What I know now…

…is not much.

At an early age my adoptive parents made it clear that they were my real parents, real family and that they would be deeply hurt, and not to mention disappointed, if I ever wanted to learn about my “roots”– which was the euphemism for “biological parents.” They spoke candidly about how they felt and provided me with a handful of quite terrifying anecdotes, detailing the possible repercussions of wanting to find my “roots.” The one that created the largest amount of inner turmoil during my childhood was the one in which I would be forced to choose between the two families, erroneously painted as “the one that loves you” and “the one that didn’t want you and doesn’t love you.”

Fortunately enough, I don’t remember much of my childhood, but I do remember crying myself to sleep on multiple occasions because I loved both families, even the one that might not want or love me, so imagining the dire situation where I would have to pick between the two (in what had been painted as a bitter dispute in which no one would survive) was nothing short of heart-wrenching. It left me torn and haunted me on and off for many years.

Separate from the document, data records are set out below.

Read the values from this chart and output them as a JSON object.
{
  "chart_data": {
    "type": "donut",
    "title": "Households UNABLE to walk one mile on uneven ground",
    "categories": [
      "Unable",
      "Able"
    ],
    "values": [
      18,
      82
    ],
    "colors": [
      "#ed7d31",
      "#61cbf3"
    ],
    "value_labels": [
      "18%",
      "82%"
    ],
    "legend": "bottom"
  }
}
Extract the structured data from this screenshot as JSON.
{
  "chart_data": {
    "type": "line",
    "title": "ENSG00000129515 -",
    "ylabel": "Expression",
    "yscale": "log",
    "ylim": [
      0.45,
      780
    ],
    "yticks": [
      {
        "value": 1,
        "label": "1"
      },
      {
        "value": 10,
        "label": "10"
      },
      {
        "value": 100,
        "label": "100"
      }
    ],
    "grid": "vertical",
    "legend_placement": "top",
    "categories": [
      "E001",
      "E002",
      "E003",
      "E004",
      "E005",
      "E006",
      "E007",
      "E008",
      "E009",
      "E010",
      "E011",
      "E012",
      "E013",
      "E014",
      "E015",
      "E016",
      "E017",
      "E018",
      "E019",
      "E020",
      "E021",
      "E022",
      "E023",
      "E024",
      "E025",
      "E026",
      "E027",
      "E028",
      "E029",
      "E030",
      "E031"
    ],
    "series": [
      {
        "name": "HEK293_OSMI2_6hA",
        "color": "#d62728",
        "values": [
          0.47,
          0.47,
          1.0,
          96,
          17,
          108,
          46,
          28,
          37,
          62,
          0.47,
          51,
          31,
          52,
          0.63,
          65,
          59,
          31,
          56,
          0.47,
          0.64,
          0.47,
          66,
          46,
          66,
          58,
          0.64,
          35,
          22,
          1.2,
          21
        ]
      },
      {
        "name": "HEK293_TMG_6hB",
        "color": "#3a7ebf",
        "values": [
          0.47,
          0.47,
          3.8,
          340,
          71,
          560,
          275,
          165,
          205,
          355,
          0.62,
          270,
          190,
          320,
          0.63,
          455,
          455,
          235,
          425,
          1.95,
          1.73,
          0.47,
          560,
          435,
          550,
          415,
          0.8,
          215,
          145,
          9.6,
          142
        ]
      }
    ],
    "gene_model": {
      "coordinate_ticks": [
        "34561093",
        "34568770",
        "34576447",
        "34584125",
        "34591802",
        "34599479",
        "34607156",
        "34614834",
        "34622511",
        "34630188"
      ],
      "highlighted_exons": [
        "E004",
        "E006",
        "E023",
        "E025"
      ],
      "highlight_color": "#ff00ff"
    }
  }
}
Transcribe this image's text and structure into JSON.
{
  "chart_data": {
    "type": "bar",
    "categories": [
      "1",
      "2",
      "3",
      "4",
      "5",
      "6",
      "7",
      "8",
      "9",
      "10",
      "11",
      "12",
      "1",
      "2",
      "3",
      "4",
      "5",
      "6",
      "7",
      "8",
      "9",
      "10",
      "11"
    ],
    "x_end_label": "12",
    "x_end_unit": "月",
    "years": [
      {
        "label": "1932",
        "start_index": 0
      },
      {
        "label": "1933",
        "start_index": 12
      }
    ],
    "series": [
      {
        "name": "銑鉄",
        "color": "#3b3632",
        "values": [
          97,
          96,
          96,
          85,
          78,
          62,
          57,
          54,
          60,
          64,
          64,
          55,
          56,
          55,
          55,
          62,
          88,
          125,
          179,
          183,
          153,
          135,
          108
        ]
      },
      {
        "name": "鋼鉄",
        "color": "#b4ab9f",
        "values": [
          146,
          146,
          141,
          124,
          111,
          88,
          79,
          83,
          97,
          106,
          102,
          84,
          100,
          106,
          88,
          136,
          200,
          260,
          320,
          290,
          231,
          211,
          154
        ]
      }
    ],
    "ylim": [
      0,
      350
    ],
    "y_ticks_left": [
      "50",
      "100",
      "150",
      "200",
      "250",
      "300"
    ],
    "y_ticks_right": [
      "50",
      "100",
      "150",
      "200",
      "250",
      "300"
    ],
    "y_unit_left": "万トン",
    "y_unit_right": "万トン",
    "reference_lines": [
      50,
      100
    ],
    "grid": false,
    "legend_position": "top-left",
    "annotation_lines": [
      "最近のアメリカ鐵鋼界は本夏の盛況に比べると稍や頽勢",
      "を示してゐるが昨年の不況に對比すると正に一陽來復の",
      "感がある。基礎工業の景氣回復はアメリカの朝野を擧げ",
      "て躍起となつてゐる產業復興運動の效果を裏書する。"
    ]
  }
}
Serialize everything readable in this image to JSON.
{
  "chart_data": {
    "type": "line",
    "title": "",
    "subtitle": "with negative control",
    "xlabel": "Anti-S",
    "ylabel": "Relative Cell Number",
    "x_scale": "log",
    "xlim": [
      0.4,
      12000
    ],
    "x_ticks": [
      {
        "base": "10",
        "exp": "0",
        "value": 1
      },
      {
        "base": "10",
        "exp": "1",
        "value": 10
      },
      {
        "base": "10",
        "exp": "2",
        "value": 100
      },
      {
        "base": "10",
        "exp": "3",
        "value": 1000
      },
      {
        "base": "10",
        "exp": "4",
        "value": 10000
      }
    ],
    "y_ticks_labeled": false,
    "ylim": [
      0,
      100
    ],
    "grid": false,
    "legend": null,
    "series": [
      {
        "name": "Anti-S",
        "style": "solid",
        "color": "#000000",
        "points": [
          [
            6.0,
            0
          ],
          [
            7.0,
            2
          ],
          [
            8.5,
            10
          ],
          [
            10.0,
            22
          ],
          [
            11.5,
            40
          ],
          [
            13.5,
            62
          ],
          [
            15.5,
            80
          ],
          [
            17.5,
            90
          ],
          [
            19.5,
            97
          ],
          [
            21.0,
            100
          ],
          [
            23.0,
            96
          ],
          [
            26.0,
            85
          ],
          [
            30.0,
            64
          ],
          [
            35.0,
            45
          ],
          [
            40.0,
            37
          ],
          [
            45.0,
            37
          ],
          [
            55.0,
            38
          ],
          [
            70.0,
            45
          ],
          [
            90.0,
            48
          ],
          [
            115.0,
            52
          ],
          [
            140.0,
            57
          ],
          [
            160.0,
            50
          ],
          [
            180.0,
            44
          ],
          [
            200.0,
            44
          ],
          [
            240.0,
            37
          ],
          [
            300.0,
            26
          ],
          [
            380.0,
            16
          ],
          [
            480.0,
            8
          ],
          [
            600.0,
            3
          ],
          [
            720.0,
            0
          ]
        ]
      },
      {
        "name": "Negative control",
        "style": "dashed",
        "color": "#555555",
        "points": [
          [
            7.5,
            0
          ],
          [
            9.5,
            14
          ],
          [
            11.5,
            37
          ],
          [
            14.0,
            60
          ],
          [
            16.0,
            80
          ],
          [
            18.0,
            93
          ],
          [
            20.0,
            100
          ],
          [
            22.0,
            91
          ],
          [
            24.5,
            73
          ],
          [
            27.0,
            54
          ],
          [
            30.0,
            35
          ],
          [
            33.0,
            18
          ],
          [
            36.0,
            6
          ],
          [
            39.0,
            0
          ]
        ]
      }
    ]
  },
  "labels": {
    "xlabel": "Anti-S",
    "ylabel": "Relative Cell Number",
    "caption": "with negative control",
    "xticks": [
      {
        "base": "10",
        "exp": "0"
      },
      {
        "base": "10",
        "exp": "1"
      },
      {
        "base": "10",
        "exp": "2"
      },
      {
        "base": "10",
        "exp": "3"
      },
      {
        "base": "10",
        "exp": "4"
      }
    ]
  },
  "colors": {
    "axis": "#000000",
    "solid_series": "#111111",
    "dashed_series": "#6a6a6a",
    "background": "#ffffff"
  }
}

I’m not sure when I was finally able to shed that anecdote from my consciousness, or if I ever really have, but at the time (which remind you was very young), any inclination for learning about my “roots” quickly dissipated. It was something that, to this day, is not spoken about.

Ironically, I was still forced to go to at least one of the adoption agency’s potlucks and awkwardly sit on grandma Holt’s lap. I also had to wear a little Korean dress and shoes (which must have been sent over with me) so that my parents could get their annual photograph. I hated both, probably due to the resulting confusion of ‘does this mean I learn about my heritage?’ After ingesting the terrifying implications of what that would mean, I had chosen the path that led to repressing the fact that I was adopted and different. If it weren’t for the photographic evidence of sitting on grandma Holt’s lap or wearing traditional Korean clothes, I’m about 95% certain that I never would have recalled these instances.

All of that said, I really don’t know much about my adoption. Here is what I do know:

  • My (closed) adoption was through Holt International, which flew children from South Korea to Nashville, Tennessee.
  • There were multiple babies on my flight over.
  • I was born in Seoul, South Korea and given a Korean name, although I’m not sure if it was given to me by my biological mom/parents, the hospital, or the government.
  • I don’t have a twin.
  • Due to medical complications, upon arrival in the United States I was somewhere between 5-7 months old. (I’m not sure if it’s reasonable to infer that I was always in a hospital during this time, so there’s the possibility that I was in an orphanage.)

That’s it.

I’m not sure if the lack of information is normal of a closed adoption or a result of years of ignoring the elephant in the room, but I’m hopeful that these years of blocking and repressing will work to my advantage. The way I see it, anything I find will have a high probability of being more than what I currently know, so it is with this mindset that I approach the upcoming journey.